El Tigre / The Tiger
In his first short film, entitled El Tigre—which he directed and shot in Dominican Republic—John Urbano tells one of the many stories that legendary two-time world champion Panamanian boxer Ismael Laguna shared with him during their now over ten-year friendship: the tale of his mischievous childhood and how it led to boxing trainer Chino Amon’s discovery of the young fighter as he toppled tough-man Carlos Watson in impromptu match on the beach.
When Urbano met Laguna in a boxing gym in Barraza, Panama, in 2005, they became instant friends, bonding through the countless boxing stories and old photographs Laguna shared with him. When Urbano noticed that Laguna wasn’t wearing his boxing hall of fame ring and asked where it was, Laguna told him he was broke and had pawned it for a few hundred U.S. dollars to feed his grandchildren. Urbano went to the pawnshop, purchased the ring back, and placed it on Laguna’s finger. With tear-filled eyes, Laguna asked Urbano if he’d make the movie of his life. Honored and gratified, Urbano began the work that has led to this inspiring fifteen-minute film.
El Tigre not only demonstrates the skill that festival goers and critics appreciated in Urbano’s earlier filmmaking feat, Beauty of the Fight, which was screened in nine different countries, but this little gem also pushes the cinematographic and storytelling envelope further. He deftly intertwines three stories at once: Laguna, in the present, harking back to his boxing past; Chino Amon trying to convince the young Laguna’s mother to allow him to train him; and the young Laguna running from the police for fighting in the streets and coming upon and toppling his Goliath on the beach.
Flexible pacing ranges from the long slow shot of Laguna buttoning up his shirt to the humorous ground-covering chase scene through a rustic village to the life-changing boxing match on the beach. In the long slow shirt-buttoning shot, the viewer can’t help but feel a kind of love for the aging Champ while, in the boxing scene, the cutting is dizzyingly fast, suggestive of Laguna’s almost mythical speed as a boxer. Urbano melds his objective style with the action-packed re-enactments of the chase through the village and the sensational boxing match.
The film is a veritable intensive course in filmmaking styles and techniques, with both long and intimate takes, rack focus, a variety of camera angles, artistic composition, use of natural light, slow and fast editing, juxtaposition and montage, complex layering, objective style footage and action scenes, and a seasoned understanding of the human figure, for a successful mix of humor and pathos.

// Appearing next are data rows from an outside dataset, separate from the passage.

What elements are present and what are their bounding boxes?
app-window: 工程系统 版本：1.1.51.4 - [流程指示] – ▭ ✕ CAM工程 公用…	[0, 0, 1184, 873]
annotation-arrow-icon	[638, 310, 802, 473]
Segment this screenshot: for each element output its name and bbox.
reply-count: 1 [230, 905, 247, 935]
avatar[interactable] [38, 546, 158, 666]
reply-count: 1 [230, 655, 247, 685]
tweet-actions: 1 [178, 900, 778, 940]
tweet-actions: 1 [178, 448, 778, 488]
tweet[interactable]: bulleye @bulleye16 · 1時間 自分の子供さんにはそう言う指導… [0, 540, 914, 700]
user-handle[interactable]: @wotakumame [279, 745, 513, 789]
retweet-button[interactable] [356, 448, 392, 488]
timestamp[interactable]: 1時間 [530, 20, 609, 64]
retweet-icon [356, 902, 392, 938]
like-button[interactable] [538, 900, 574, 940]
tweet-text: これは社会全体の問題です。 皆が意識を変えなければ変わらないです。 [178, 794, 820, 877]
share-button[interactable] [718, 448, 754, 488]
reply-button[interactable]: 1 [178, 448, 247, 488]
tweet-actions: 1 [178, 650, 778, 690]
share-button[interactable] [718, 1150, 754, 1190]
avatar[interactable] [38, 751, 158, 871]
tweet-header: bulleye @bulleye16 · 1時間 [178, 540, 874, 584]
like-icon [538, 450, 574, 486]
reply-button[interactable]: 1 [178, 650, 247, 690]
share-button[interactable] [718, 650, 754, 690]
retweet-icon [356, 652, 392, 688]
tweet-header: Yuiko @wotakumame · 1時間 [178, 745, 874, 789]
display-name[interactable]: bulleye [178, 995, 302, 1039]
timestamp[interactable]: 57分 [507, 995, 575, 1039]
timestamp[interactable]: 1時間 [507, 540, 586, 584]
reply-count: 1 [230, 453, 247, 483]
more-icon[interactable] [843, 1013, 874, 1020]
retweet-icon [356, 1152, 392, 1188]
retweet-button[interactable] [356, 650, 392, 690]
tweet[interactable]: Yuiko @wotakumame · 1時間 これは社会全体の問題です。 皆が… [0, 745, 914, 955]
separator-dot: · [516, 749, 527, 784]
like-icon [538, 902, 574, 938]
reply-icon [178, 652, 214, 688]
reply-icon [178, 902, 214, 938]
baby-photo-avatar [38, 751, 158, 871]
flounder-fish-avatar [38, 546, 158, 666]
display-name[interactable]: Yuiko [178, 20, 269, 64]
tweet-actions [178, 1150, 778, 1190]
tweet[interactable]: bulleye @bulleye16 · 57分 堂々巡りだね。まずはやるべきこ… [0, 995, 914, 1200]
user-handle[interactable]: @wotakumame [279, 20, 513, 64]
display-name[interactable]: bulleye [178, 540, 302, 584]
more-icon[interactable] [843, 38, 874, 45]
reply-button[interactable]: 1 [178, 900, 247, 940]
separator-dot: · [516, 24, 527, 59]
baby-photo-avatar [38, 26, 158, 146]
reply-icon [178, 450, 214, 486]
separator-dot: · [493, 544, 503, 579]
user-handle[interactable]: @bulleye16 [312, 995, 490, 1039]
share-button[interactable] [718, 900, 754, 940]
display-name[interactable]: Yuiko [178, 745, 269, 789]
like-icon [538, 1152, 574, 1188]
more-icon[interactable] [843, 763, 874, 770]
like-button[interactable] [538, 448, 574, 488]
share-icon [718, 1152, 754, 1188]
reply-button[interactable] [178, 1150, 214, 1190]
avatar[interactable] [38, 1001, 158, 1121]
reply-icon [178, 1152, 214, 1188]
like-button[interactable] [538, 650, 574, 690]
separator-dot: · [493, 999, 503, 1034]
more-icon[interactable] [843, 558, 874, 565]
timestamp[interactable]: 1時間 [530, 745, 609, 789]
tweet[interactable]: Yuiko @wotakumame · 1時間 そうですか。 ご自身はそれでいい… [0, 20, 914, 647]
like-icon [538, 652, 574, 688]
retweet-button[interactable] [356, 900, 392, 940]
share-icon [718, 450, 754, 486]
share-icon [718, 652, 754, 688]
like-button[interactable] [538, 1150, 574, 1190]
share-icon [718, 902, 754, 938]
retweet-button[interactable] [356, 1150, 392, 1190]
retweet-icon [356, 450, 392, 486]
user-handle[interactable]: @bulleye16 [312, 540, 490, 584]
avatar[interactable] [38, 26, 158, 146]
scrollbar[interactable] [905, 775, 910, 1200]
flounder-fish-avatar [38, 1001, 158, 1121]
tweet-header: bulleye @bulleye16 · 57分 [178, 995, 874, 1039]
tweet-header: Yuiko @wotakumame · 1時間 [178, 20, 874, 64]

The seamlessness of the film makes it a thriller, a tear-jerker, and an inspirational piece—all in a single deft gesture of love for a nearly forgotten world champion whom John Urbano strives to lift above the crowds for the clamor “El Tigre” still deserves for the role he’s played, in the decades since his reign, in the lives of so many aspiring boxers, including Roberto Durán.
The film has screened at the San Diego Latino Film Festival, Athens International Film + Video Festival, Ashland Independent Film Festival, Cleveland International Film Festival, Flickers Rhode Island International Film Festival, LA Shorts Fest, Gig Harbor Film Festival, Brussels Belgium's Festival Peliculatina, and Wandering Reel Traveling Film Festival. El Tigre has won Honorable Mention for Best Short Film at Ashland Independent Film Festival. This is the only short narrative to win a prize this year other than the winner of Best Short.
El Tigre was picked up for distribution by the Shorts International Limited company as part of a seven year deal. El Tigre received Oscar qualification making it one of 150 films reviewed by the Academy in 2017.